C’est une affaire d’étranglement, Sébastien de Monbrison (par Marie du Crest)
C’est une affaire d’étranglement, Sébastien de Monbrison, Editions Minces, novembre 2020, 45 pages, 5,04 €
Dans une voiture, quelque part, un conducteur accompagné d’un passager, invoque en farsi le grand poète persan, Hafez de Shiraz, celui « qui connaît tous les secrets ». Ainsi commence le court métrage de Sébastien Monbrison, qui conduit Yashar, exilé iranien, vers l’Europe. Comme si pour le réalisateur de cinéma, la poésie était un commencement à tout.

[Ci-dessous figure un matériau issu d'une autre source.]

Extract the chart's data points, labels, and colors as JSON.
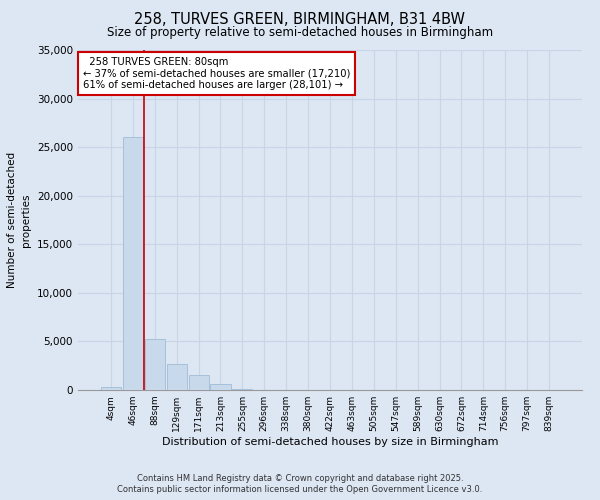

Le petit recueil, daté de 2011, C’est une affaire d’étranglement, constitue un vagabondage en poésie, celui peut-être du poète ou de quiconque à la première personne, qui dit le monde, à sa manière. Le cinéaste et le poète, de toute façon sont frères en images. Le livre recueille (une bien belle expression qui dit l’ouverture à l’autre et le soin qu’il faut lui porter) petites photographies en noir et blanc, ombreuses, lointaines et une trentaine de poèmes ; texte qui s’ouvre sur la répétition presque dangereuse du titre, de la première de couverture au premier vers du premier poème. L’étranglement d’un meurtre ?
Ce qui comme à l’opéra fait ouverture, ou art poétique ici : et quelque chose se glisse désespérément/ c’est un mensonge ou un souvenir/ qui est venu chanter. Ecrire poétiquement, c’est comme le dit si bien Verlaine, de la musique avant toute chose. Et Sébastien Monbrison entend « la mélodie » du monde. Il lui faut saisir tour à tour, le vent, la nuit, le ciel, toutes les bêtes… Mais comme Yashar, le poète erre dans le langage, traverse ses paysages tantôt en « gitan » tantôt en « fugitif », « en comanche inconsolable », en « derviche », en « Ulysse ».
Il se métamorphose même en hippocampe, bien étrange animal un peu chimérique, ou en ver de terre aveugle. Il y a quelque chose de l’ordre d’une cosmogonie des êtres réinventée d’un texte à l’autre. La poésie ainsi voit-elle autrement.
La figure de l’œil tient une place toute particulière dans le recueil : être vu et regarder l’autre et perdre aussi la vue. Cet œil souvent terrifiant, comme celui du cyclope, jusque dans le regard du désir amoureux. Le regard fait mal, il « griffe ». Le mot monstre a bien quelque chose à partager avec le mon(s)trer, exposer justement à la vue. Sébastien Monbrison écrit : J’ai quatre yeux, deux pour te voir et deux pour mourir.
Et celui qui a changé l’ordre de choses, bouleversant les astres, faisant de la nuit un soleil, les yeux injectés de sang, en un épilogue de théâtre antique, retourne enfin dans l’ombre et le silence.
Marie Du Crest
Sébastien de Monbrison, né en 1976 à Paris, est Anthropologue de formation. Il devient documentariste puis réalisateur de courts métrages. Il s’intéresse également au théâtre. Depuis 2017, il est producteur associé au Bureau des curiosités, et actuellement travaille à la réalisation d’un film sur le Vodou en milieu urbain africain.